To understand the researcher's claim for yourself, it helps to remember that "species" is just a word made up by humans to help us better understand the world. For centuries it meant a group of organisms that resembled each other, and when Carolus Linnaeus published his taxonomy of species in 1735, he was working from appearance. Today, we know that DNA can tell us quite a bit more about how organisms are related to each other. Now that we can clearly see the genetic variation between members of a species, though, we can also see how slight the overall genetic difference from another group can sometimes be. So one of the best definitions is empirical: a species, as defined by Ernst Mayr, is a group of organisms that can mate and have offspring with each other. Anything they can't reproduce with is, for the purposes of biologists who study evolution, another species.
The definition is problematic when it comes to organisms like bacteria that reproduce asexually, of course, so biologists will sometimes call a group of bacteria that share more than 98% of their DNA phylotypes instead of species. But what this all underscores is that "species" is really a semantic concept. It's useful for biologists who want to trace the evolution of different groups of organisms, but efforts to cure cancer don't have anything to do with the concept of species, and wouldn't be improved by such designations. Calling a cancer a new species is just philosophical wordplay. It's fine as a reminder that scientific definitions aren't fixed, but as a contribution to the discussion of cancer biology, it probably doesn't have much meaning.
As for the second revelation, the lead researcher, Peter Duesberg, is indeed a professor at UC Berkeley. And no one will dispute that he has done groundbreaking work in his career. But a moment Googling reveals what sites that picked up the story overlooked: Duesberg is one of the most prominent HIV denialists in the world. His claim that drug use causes AIDS and that HIV is a harmless virus, first published in 1987, has made him a scientific pariah. Some consider his theories to be behind the deaths of hundreds of thousands of people in South Africa, who were denied medication by a government sympathetic to his ideas. He has been working with almost no funding and in isolation from the rest of the molecular biology community for decades now.

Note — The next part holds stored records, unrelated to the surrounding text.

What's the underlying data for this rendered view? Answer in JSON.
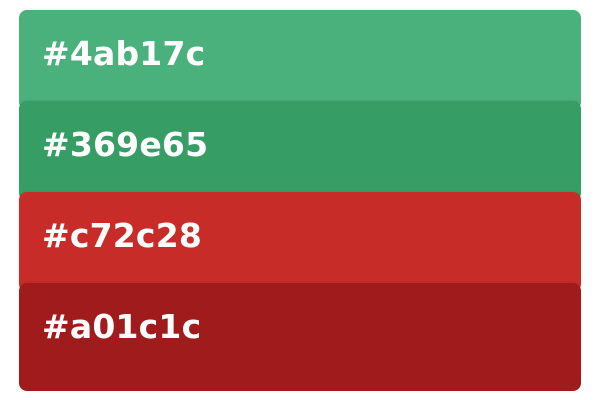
{
  "palette": {
    "swatches": [
      {
        "label": "#4ab17c",
        "color": "#4ab17c"
      },
      {
        "label": "#369e65",
        "color": "#369e65"
      },
      {
        "label": "#c72c28",
        "color": "#c72c28"
      },
      {
        "label": "#a01c1c",
        "color": "#a01c1c"
      }
    ]
  }
}
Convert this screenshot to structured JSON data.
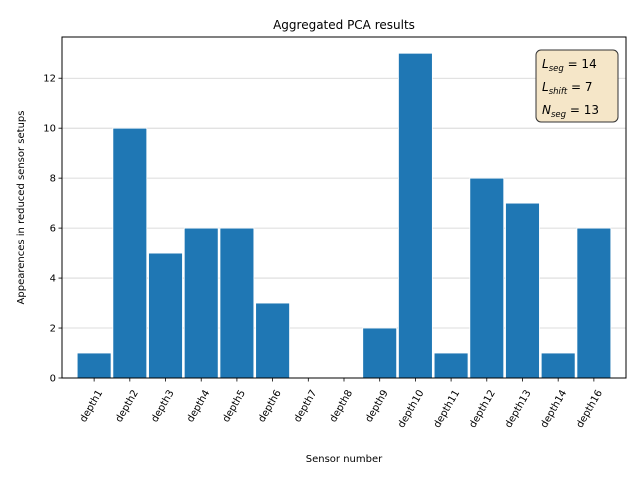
{
  "chart_data": {
    "type": "bar",
    "title": "Aggregated PCA results",
    "xlabel": "Sensor number",
    "ylabel": "Appearences in reduced sensor setups",
    "categories": [
      "depth1",
      "depth2",
      "depth3",
      "depth4",
      "depth5",
      "depth6",
      "depth7",
      "depth8",
      "depth9",
      "depth10",
      "depth11",
      "depth12",
      "depth13",
      "depth14",
      "depth16"
    ],
    "values": [
      1,
      10,
      5,
      6,
      6,
      3,
      0,
      0,
      2,
      13,
      1,
      8,
      7,
      1,
      6
    ],
    "ylim": [
      0,
      13.65
    ],
    "yticks": [
      0,
      2,
      4,
      6,
      8,
      10,
      12
    ],
    "grid": "y",
    "bar_color": "#1f77b4",
    "annotation": {
      "placement": "top-right",
      "lines": [
        {
          "symbol": "L",
          "sub": "seg",
          "rest": " = 14"
        },
        {
          "symbol": "L",
          "sub": "shift",
          "rest": " = 7"
        },
        {
          "symbol": "N",
          "sub": "seg",
          "rest": " = 13"
        }
      ],
      "box_fill": "#f5e6c8"
    }
  }
}
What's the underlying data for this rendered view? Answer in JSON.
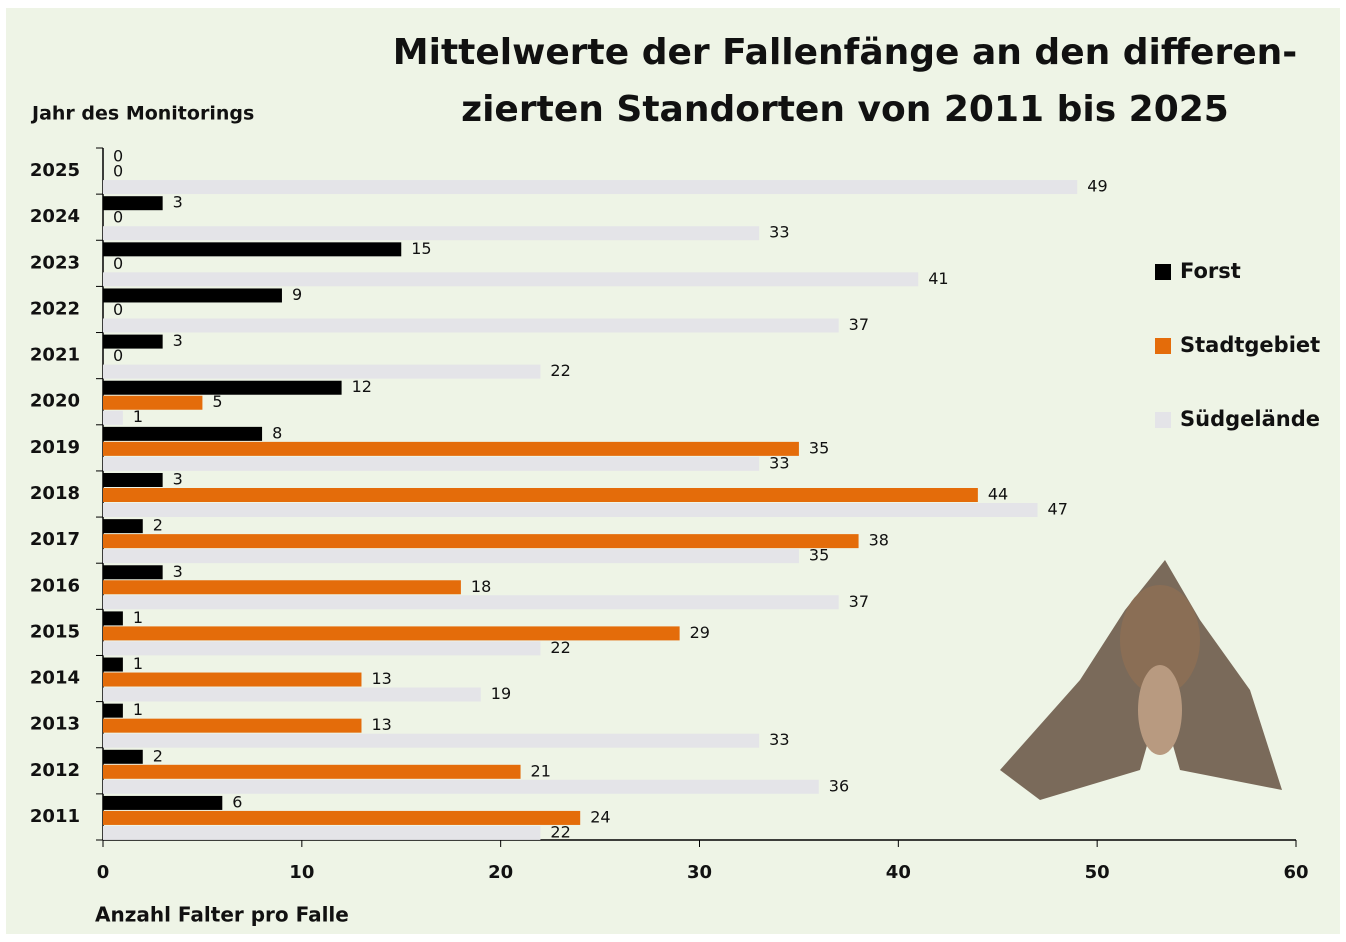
{
  "chart_data": {
    "type": "bar",
    "orientation": "horizontal",
    "title": [
      "Mittelwerte der Fallenfänge an den differen-",
      "zierten Standorten von 2011 bis 2025"
    ],
    "y_axis_label": "Jahr des Monitorings",
    "x_axis_label": "Anzahl Falter pro Falle",
    "categories": [
      "2011",
      "2012",
      "2013",
      "2014",
      "2015",
      "2016",
      "2017",
      "2018",
      "2019",
      "2020",
      "2021",
      "2022",
      "2023",
      "2024",
      "2025"
    ],
    "series": [
      {
        "name": "Forst",
        "color": "#000000",
        "values": [
          6,
          2,
          1,
          1,
          1,
          3,
          2,
          3,
          8,
          12,
          3,
          9,
          15,
          3,
          0
        ]
      },
      {
        "name": "Stadtgebiet",
        "color": "#e46c0a",
        "values": [
          24,
          21,
          13,
          13,
          29,
          18,
          38,
          44,
          35,
          5,
          0,
          0,
          0,
          0,
          0
        ]
      },
      {
        "name": "Südgelände",
        "color": "#e4e4e8",
        "values": [
          22,
          36,
          33,
          19,
          22,
          37,
          35,
          47,
          33,
          1,
          22,
          37,
          41,
          33,
          49
        ]
      }
    ],
    "xlim": [
      0,
      60
    ],
    "xticks": [
      0,
      10,
      20,
      30,
      40,
      50,
      60
    ],
    "grid": false,
    "legend_position": "right"
  }
}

Duesberg's story is fascinating, and you can learn more about his claims and his career since then in a DISCOVER profile from a few years back. For those interested in how controversial ideas are handled in science, it's a must-read. Duesberg also carries out a separate thread of research on how errors in chromosome replication contribute to cancer. And it's a fascinating area, deserving of much more attention that it's received so far. While the focus of most cancer research is mutations in individual genes, Duesberg and others have begun exploring the strange multiplication of entire chromosomes in cancer cells. In a Scientific American piece explaining this work, Duesberg points out that when he was a young scientist, people were sure that viruses were the source of most cancers. What is accepted as fact now could be proven wrong in the future, he argues convincingly, and the deranged rearrangements and multiplications of chromosomes are key to understanding how the disease works. Other biologists agree, but most say Duesberg takes it too far when he claims that chromosome rearrangements alone are the cause, and that mutations in genes are a red herring.
With all this in mind, by all means, read the new paper. The fact that Duesberg is dead wrong about HIV/AIDS doesn't mean that he's necessarily wrong about chromosomes' involvement in cancer, to be sure. But his new idea is probably better seen as a philosophical exploration of "species" than a new understanding of an avenue for fighting such diseases.